Paul Kent is a long-serving member of the P. G. Wodehouse Society and lifelong Wodehouse fan. His earlier trilogy is not a Wodehouse biography. It’s the first full-length study of how Wodehouse's writing developed over his long career, and how the ideas in his head made it onto the page. Volume 1 (This is Jolly Old Fame) focuses on the development of Wodehouse’s unique writing style. Volume 2 (Mid-Season Form) explores "Wodehouse World" – the micro-universe he created with his many characters. Volume 3 (The Happiness of the World) examines how his work has survived through time.Kent's Pelham Grenville Wodehouse trilogy is a must-read for all Wodehouse enthusiasts.

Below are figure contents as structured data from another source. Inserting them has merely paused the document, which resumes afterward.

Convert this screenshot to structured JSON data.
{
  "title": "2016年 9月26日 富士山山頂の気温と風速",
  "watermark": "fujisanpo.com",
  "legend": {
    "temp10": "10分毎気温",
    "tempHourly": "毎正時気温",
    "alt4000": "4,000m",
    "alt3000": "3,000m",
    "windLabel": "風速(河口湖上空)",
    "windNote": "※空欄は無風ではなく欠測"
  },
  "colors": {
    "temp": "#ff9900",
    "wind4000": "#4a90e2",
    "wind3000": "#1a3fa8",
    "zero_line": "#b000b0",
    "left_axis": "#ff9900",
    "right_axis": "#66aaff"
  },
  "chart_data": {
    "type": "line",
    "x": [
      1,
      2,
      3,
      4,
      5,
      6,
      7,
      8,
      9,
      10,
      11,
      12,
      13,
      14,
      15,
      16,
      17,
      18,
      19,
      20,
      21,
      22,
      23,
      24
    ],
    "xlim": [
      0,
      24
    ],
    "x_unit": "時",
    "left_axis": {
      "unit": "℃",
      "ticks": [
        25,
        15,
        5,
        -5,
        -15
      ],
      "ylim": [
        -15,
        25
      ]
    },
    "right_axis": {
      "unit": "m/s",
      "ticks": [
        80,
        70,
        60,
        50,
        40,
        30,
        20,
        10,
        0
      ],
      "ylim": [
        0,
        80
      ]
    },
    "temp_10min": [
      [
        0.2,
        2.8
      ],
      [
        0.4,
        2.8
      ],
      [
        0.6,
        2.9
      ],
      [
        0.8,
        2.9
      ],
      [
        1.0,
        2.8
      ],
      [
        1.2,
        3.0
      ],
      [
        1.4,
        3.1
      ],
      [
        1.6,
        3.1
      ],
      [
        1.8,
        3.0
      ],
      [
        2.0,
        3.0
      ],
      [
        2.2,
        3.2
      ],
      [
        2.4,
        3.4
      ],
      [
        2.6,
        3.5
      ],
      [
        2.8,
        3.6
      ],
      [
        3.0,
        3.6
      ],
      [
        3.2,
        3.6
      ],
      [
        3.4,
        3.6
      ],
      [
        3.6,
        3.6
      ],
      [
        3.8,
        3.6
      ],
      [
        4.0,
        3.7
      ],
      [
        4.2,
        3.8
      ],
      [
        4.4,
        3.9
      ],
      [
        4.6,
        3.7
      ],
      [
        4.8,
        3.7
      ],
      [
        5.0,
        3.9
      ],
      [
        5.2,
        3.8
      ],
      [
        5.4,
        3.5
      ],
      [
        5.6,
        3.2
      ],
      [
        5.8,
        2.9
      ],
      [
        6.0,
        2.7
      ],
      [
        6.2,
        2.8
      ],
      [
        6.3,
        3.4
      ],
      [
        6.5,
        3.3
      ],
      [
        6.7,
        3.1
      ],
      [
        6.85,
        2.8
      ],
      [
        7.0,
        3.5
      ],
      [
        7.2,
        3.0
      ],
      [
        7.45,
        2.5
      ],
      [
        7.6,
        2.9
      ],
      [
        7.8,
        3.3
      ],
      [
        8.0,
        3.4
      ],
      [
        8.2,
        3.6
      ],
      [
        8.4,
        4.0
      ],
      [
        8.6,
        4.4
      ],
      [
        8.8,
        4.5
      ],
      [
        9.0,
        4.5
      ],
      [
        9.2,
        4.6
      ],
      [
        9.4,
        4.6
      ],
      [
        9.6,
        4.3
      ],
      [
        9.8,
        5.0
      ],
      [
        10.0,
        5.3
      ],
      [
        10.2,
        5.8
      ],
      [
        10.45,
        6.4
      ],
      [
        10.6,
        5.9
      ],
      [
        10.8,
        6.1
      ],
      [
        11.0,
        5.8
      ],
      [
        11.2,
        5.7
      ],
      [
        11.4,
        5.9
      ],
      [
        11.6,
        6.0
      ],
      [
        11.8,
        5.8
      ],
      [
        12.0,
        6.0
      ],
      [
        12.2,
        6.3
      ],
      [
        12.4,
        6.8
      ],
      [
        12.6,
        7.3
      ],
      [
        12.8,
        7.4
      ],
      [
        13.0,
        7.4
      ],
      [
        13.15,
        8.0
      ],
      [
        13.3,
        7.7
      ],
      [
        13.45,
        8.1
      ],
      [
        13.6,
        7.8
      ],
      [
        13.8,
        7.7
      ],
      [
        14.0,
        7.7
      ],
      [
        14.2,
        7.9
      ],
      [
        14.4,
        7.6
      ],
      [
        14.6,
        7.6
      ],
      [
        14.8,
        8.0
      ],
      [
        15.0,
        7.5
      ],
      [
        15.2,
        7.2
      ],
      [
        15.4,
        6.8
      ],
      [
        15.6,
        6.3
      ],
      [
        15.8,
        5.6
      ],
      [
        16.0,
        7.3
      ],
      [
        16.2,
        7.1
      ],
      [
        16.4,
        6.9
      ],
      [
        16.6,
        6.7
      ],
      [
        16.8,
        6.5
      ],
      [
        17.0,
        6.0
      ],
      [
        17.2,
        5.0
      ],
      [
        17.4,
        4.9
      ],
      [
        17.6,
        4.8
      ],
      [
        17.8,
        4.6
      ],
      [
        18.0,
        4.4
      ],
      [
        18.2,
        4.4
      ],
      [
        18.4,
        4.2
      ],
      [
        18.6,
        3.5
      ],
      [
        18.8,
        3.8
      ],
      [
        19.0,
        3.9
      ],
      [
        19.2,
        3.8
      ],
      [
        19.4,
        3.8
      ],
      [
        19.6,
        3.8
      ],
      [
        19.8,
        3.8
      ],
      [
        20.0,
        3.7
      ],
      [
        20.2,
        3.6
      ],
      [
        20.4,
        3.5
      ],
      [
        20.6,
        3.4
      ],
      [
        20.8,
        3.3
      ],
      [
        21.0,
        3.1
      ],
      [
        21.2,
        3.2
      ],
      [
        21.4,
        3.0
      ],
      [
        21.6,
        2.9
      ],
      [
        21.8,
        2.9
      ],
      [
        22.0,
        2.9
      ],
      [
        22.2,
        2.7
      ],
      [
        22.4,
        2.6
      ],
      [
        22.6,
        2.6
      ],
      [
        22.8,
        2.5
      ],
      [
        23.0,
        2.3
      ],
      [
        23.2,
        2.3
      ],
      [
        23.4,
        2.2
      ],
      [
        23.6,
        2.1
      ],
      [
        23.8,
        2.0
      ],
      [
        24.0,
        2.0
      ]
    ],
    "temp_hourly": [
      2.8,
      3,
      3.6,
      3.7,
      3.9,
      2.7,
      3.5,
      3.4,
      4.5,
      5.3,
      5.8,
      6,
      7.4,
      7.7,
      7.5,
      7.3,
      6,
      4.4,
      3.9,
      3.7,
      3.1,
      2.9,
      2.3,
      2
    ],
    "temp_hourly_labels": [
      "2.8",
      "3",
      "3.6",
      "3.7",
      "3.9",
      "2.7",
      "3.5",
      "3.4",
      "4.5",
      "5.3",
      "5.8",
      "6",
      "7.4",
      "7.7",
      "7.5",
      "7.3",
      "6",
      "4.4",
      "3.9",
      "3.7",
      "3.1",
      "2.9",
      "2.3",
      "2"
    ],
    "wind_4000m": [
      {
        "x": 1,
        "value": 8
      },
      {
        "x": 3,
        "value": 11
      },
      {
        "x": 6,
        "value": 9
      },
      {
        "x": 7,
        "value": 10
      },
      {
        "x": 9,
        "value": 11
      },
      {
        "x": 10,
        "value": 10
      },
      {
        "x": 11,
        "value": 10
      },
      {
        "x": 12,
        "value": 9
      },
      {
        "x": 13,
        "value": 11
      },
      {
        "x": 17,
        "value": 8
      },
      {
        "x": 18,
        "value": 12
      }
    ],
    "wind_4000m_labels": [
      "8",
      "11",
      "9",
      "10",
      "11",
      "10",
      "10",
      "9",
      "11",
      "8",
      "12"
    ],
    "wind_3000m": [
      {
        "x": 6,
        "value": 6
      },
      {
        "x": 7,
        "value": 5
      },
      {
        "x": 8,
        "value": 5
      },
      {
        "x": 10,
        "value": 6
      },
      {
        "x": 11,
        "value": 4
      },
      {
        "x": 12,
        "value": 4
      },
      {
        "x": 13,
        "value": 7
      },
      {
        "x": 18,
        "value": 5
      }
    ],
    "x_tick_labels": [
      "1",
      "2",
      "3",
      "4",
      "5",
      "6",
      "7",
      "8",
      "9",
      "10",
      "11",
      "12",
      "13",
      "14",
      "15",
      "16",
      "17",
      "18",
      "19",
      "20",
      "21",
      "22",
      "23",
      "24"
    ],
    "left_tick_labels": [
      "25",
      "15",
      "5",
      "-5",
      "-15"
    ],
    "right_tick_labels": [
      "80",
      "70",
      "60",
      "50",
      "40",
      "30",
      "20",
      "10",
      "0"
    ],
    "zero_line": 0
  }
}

Freda at Freda's Voice hosts another teaser event on Fridays. Participants share a two-sentence teaser from page 56 of the book they are reading -- or from 56% of the way through the audiobook or ebook. Please visit Freda's Voice for details and to leave a link to your post.
MY FRIDAY 56
Food is, quite simply, one of the key ingredients in living the good life. When in "Jeeves and the Old School Chum" Bertie wishes to describe Bingo's great good fortune in every aspect of his earthly existence, the first thing he lists is his friend's talent for dining well.